Senate Majority Leader Chuck Schumer (D-N.Y.) single-handedly raised the stakes of the 2024 elections on Tuesday, revealing he’d consider carving out rare exceptions to allow votes on protecting voting and abortion rights.
Schumer’s plan would move the Senate closer to getting rid of the filibuster, a longtime rule that requires 60 votes instead of a simple 50 vote majority to advance legislation.
Then fucking do it, and stop talking about doing it until you do it
He can’t, as this is an ideological split between the parties and would need to go through the house as well, where it would fail. Bringing this up now helps inform voters of an issue that could be resolved if Democrats turn out and take control of the house while retaining control of the Senate and executive branch.

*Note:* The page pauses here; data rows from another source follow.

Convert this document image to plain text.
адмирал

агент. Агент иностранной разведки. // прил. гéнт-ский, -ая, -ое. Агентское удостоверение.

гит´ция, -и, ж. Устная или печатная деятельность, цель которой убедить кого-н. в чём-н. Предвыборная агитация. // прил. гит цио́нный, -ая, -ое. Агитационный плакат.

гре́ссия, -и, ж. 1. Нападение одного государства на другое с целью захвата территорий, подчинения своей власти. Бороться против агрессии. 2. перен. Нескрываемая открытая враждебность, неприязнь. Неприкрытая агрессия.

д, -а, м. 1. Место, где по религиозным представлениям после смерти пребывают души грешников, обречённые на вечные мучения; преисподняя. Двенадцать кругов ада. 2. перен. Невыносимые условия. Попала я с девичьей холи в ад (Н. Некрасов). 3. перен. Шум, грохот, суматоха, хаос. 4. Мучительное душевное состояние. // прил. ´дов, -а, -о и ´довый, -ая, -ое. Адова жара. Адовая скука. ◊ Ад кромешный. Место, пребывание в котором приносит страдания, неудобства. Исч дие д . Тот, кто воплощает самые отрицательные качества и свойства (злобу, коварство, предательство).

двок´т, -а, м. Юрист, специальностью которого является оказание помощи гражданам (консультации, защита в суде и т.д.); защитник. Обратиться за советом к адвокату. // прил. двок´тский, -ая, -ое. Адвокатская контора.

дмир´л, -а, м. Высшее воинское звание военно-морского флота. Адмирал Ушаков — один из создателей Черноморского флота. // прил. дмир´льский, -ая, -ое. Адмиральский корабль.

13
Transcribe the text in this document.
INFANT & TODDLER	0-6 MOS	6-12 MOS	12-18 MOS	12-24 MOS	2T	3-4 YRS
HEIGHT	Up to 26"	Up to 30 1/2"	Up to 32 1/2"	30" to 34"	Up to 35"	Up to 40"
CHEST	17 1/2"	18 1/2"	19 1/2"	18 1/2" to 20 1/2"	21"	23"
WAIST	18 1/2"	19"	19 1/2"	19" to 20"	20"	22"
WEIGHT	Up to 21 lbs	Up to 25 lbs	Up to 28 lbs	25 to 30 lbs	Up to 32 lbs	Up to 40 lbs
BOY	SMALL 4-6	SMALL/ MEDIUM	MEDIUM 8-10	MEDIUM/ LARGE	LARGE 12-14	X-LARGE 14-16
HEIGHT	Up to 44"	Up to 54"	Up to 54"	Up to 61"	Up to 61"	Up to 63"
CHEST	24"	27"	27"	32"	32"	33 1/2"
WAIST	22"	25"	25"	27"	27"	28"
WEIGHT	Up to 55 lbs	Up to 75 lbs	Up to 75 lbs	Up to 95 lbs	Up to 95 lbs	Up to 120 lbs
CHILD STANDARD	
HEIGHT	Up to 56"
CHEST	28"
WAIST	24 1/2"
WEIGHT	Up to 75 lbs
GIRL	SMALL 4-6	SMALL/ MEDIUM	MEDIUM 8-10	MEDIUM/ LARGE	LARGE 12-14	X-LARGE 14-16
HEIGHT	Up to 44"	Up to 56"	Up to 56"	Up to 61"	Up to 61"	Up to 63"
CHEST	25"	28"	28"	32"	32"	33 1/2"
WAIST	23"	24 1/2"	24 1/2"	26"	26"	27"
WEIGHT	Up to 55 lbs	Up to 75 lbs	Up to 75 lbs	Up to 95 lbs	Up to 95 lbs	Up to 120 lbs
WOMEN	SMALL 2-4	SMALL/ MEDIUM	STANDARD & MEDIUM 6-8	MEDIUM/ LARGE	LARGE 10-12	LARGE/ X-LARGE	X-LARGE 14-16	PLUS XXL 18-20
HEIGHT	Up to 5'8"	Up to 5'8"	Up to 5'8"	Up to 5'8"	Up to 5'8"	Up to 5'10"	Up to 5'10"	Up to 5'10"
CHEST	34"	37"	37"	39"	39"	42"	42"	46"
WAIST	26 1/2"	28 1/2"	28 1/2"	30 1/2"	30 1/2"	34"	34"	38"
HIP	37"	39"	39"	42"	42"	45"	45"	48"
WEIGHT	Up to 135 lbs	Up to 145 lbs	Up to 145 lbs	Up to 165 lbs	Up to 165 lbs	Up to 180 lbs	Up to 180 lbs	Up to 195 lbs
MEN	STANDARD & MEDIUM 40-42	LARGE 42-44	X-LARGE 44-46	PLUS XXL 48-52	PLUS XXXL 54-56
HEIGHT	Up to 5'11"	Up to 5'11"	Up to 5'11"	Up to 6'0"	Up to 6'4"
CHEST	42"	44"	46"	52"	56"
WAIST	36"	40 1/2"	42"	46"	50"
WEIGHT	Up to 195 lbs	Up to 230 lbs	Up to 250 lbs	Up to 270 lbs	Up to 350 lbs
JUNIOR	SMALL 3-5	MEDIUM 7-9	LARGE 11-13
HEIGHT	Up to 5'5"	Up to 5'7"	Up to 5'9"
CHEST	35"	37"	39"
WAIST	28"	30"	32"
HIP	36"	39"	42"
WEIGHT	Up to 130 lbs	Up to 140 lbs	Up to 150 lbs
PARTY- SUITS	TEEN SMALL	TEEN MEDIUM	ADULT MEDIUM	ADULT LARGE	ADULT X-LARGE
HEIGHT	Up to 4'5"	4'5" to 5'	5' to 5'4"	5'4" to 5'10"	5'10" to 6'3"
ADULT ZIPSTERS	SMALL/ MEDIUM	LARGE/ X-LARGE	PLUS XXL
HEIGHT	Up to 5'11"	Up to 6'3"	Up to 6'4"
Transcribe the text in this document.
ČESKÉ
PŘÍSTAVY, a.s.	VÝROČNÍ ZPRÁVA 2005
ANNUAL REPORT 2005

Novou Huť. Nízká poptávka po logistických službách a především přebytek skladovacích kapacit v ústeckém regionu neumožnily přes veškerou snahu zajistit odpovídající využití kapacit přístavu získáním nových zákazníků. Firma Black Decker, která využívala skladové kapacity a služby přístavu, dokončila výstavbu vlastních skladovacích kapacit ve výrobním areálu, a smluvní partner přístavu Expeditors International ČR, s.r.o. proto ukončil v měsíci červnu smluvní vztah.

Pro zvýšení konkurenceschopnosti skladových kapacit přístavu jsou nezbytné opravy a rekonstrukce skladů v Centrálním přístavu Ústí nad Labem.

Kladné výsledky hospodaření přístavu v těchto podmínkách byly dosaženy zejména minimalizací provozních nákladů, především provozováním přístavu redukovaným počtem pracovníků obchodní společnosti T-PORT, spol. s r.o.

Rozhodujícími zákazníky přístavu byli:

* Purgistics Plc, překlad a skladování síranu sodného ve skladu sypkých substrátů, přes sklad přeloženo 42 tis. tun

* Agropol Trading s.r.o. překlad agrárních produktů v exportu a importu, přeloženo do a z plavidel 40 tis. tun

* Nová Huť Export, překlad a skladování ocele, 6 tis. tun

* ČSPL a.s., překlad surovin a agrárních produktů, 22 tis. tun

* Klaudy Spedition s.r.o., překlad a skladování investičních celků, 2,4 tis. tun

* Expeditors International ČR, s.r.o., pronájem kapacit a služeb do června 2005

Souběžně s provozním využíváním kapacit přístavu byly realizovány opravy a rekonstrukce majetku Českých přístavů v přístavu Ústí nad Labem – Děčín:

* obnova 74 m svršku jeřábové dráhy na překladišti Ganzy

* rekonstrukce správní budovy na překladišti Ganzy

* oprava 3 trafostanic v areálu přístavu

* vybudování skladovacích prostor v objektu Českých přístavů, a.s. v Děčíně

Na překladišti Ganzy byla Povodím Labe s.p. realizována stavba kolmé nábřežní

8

It’s more about getting the republicans on record with a vote on a clean bill. Hard to campaign when you voted no on voting rights.
Especially if it forces GOPers to vote against rape, viability and incest exceptions. Getting those fucks on record about that would be awesome.
.
Showing the Dems will actually do something would motivate the apathetic people. It isn’t about swaying existing voters, it is about increasing the number of people who vote by giving them something to vote for.
.
It is about putting the GOP on the record to motivate the voters by taking some kind of action.
Try to keep up.
.
If if if if if if.
I don’t buy for a second that he will ditch the filibuster if the Dems have control. They could get rid of it right now and they would be no worse off than when the Republicans have the house, senate, and oval office and choose to ditch it to pass their project 2025 bullshit like they neutered it to stack the courts.
Ditching the filibuster, passing the legislation, and then blaming the house for not following through should dominate the election discussion.
You don’t have to get rid of the filibuster. You only have to get rid of the procedural filibuster. Make 'em stand and talk.
Maybe keeping people in office till they’re 80 and 90+ would be less appealing if they had to stay in session for a real physical filibuster?
Strom Thurmond was already 53 when he did his 24-hour filibuster of the Civil Rights Act of 1957. I’m convinced he still could’ve done it at 100 years old when he left office fueled by nothing but hate.
The majority already has the power to “make em stand and talk”. They generally choose not to in order to avoid wasting everyone’s time.